1. There is a mathematically determinable maximum rate of learning. In the real world, this often comes up at small scales, and once you start learning to see the world through a machine learning lens you can see people routinely making enormous leaps off of data that not only doesn't support the leap, it literally is mathematically incapable of supporting it. As the amount of data scales up this starts mattering less, and the dominant factor becomes the fact that as humans, we actually aren't all that great at pulling learned truth from large amounts of data, though some of this is also that the universe is pretty darned noisy and if we were "good" at it, we'd learn an awful lot of untrue stuff. (If that sounds like a description of the current reality... no, I mean orders of magnitude moreso than today's real science problems.)

2. The maximum rate of learning is heavily dependent on two things: The ability of the agent to control input into the environment, and the latency of the feedback. First, it has been well established in both theory (machine learning mathematics) and fact (various psychology experiments with cats in very strange visual environments) that active learning is radically faster than passive learning. Passively sitting in a room and listening to someone attempt to present facts is perhaps not the worst approach to teaching, but it's definitely radically suboptimal.

Second, latency is huge. Trying to learn from a latent signal is intrinsically harder than a less latent one, and it has absolutely nothing to do with willpower or moral fiber... it is intrinsically, mathematically, irreducibly more difficult. The maximum speed of learning continues to increase all the way down into the sub-second response times.

The amount of learning that can even in theory be done under the "listen to a lecture, two days later get quizzed on it, receive marked-up quizzes back a week later" model is shockingly low compared to what is theoretically on the table. If I were in the educational startup field, my near-number-one priority would be speed of feedback. I would literally be happy to hear from one of my programmers that the yes/no feedback on the arithmetic drilling went from .5 to .4 seconds. (If you can get your hands on it, try Big Brain Academy or any of its brethren that have the arithmetic drilling in it, and imagine just how much faster you could have learned basic arithmetic with this incredibly responsive tool around when you were a kid. Reminds me, my oldest is getting near where I ought to be pulling that back out....) Between what's on the table with lower latency and integrated spaced repetition, there ought to be almost unbelievable gains on the table for anyone who can put this all together into the right package. (The aforementioned "Big Brain Academy" line of games being the closest I've seen. Latency for putatively "educational" games is often just awful.)

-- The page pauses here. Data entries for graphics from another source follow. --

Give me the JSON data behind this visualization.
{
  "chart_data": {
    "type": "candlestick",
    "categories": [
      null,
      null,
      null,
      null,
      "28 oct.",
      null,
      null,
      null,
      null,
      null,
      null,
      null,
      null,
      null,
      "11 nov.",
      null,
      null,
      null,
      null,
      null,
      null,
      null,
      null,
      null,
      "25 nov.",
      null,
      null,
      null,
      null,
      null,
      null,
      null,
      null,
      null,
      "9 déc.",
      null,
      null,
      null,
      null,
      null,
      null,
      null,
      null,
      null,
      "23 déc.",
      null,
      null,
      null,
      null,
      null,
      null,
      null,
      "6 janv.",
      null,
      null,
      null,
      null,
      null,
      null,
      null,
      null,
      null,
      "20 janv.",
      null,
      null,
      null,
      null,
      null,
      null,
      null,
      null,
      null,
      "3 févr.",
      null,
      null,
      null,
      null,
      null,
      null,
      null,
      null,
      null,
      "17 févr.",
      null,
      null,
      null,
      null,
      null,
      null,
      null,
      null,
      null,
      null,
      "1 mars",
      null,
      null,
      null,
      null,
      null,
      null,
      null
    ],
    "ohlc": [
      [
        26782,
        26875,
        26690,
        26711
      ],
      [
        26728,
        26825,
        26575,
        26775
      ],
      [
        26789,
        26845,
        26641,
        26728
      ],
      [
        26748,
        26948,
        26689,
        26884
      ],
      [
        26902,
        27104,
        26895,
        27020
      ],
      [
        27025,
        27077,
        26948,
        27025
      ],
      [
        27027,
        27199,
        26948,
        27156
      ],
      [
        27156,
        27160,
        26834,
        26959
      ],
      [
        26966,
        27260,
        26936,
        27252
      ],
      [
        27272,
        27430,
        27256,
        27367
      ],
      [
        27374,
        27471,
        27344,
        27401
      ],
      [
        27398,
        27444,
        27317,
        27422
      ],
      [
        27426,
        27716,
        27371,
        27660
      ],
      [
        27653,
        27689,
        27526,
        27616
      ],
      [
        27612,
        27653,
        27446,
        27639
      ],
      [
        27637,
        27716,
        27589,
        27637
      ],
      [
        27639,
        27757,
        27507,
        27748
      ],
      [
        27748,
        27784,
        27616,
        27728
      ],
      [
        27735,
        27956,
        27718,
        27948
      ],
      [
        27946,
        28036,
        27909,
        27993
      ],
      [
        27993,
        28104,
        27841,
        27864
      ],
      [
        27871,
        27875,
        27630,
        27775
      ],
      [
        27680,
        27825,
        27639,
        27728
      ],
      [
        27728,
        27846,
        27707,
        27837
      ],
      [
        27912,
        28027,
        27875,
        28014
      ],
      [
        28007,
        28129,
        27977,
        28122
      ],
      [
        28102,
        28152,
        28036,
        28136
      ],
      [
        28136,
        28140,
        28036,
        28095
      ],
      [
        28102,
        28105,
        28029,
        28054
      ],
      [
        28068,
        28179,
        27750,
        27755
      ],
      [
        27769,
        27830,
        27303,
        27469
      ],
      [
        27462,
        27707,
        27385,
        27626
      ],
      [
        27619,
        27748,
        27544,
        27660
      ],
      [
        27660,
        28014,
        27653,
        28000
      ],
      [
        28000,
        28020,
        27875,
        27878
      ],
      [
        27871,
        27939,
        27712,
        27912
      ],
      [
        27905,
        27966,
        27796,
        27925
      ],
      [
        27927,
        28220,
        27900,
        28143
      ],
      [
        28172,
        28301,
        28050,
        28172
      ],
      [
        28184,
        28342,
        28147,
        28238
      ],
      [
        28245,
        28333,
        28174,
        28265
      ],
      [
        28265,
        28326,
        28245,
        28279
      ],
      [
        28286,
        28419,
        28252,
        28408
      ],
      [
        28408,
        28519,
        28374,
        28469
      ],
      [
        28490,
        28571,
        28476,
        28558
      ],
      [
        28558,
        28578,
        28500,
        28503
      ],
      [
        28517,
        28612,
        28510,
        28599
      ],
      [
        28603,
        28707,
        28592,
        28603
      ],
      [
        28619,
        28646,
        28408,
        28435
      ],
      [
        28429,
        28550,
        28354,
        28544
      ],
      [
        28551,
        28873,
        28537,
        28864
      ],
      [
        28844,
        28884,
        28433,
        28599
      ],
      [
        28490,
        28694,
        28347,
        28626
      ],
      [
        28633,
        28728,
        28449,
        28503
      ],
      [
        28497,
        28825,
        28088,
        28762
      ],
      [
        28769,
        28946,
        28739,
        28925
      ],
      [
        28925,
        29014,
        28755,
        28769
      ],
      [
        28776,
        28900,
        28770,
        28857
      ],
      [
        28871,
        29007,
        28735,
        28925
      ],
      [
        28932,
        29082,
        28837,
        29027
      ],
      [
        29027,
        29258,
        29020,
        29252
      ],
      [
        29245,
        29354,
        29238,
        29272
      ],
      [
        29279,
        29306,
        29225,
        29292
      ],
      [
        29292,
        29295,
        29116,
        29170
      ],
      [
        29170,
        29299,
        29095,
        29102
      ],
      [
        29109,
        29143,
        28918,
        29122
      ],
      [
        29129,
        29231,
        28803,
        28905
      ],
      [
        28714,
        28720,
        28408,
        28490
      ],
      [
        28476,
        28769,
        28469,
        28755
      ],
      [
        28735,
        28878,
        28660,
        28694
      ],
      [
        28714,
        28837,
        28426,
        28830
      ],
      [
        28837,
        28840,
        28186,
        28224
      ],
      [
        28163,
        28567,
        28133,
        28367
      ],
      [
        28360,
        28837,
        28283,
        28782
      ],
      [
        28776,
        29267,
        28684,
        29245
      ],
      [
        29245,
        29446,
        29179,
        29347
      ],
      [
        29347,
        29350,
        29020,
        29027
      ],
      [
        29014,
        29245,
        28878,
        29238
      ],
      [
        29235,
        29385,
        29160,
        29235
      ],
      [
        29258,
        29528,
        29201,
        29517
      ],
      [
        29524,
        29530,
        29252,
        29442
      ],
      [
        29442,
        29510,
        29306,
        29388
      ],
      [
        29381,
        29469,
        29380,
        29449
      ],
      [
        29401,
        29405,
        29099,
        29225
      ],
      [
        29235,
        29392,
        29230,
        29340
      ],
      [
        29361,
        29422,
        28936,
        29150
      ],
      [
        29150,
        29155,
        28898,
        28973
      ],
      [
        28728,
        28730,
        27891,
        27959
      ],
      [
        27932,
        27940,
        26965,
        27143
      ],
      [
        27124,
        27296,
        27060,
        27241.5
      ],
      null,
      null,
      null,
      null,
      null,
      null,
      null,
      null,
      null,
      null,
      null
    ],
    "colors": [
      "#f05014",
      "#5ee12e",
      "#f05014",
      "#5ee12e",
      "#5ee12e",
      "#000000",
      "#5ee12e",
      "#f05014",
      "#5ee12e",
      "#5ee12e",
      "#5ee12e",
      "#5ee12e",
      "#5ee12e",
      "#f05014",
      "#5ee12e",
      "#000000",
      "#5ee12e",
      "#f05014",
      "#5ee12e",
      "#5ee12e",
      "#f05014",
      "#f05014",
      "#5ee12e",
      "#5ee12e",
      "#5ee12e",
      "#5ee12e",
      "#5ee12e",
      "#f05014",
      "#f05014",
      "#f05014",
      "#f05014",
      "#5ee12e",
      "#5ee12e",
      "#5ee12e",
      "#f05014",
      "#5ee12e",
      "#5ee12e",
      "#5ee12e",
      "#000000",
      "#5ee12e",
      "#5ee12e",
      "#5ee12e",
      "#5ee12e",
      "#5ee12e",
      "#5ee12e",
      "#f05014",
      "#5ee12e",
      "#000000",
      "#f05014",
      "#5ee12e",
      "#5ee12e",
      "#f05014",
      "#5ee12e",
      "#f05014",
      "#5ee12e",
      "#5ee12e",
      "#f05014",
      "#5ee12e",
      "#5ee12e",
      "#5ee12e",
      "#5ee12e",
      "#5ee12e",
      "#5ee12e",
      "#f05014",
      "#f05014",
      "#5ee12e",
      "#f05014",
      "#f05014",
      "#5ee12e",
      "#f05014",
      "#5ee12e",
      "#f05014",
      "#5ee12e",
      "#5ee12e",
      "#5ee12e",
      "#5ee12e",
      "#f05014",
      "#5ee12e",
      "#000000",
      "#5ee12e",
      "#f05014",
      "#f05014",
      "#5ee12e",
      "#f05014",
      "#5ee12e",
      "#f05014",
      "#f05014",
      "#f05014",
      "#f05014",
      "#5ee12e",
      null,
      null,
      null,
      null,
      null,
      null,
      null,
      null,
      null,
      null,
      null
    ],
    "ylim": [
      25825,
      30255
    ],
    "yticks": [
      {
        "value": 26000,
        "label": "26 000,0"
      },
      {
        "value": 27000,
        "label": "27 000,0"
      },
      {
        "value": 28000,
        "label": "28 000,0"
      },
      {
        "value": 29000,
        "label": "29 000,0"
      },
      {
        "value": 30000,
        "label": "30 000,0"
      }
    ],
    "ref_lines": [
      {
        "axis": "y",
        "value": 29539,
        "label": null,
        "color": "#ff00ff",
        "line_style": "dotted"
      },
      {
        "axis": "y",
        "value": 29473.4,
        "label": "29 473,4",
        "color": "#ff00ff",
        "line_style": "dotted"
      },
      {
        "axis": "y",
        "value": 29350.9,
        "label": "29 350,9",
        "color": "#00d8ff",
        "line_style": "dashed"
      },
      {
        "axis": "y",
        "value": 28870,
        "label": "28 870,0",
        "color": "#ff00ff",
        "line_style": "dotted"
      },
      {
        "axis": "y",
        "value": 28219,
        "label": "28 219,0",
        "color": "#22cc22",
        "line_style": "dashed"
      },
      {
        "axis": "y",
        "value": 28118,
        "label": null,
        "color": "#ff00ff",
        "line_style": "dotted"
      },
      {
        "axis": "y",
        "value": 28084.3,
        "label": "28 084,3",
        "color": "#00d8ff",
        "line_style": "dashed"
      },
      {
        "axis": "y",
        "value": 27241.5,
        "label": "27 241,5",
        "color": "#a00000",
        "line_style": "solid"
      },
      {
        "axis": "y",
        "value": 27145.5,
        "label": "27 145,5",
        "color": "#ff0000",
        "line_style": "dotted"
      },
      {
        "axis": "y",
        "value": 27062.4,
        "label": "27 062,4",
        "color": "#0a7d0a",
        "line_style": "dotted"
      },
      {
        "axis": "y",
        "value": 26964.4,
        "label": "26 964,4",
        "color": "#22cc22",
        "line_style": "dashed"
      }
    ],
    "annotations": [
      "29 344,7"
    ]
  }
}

On that note, if you are in the educational startup space, it behooves you to take a machine learning course. Whether or not you are able to apply the code techniques themselves, the insights about learning itself will more than pay back your time. And, frankly, I'm virtually desperate to see someone get this right soon.

(On a sidenote, I'm open to people's suggestions about such programs that do take latency into account for elementary school age children. Most real-world programs seem to go in exactly the wrong direction and assume that the children are not discriminating, so who cares anyhow, let's not spend money on quality software, and the result is slow, slow, slow... agonizing. My feeling is that if we learn from Big Brain Academy and keep things moving along, the mere act of learning itself can feel good enough to keep most users engaged just fine, and that if you make learning boring, no amount of graphical frippery, loud noises, or encouraging-sounding recorded sound clips of people saying "very good" can make up for it.)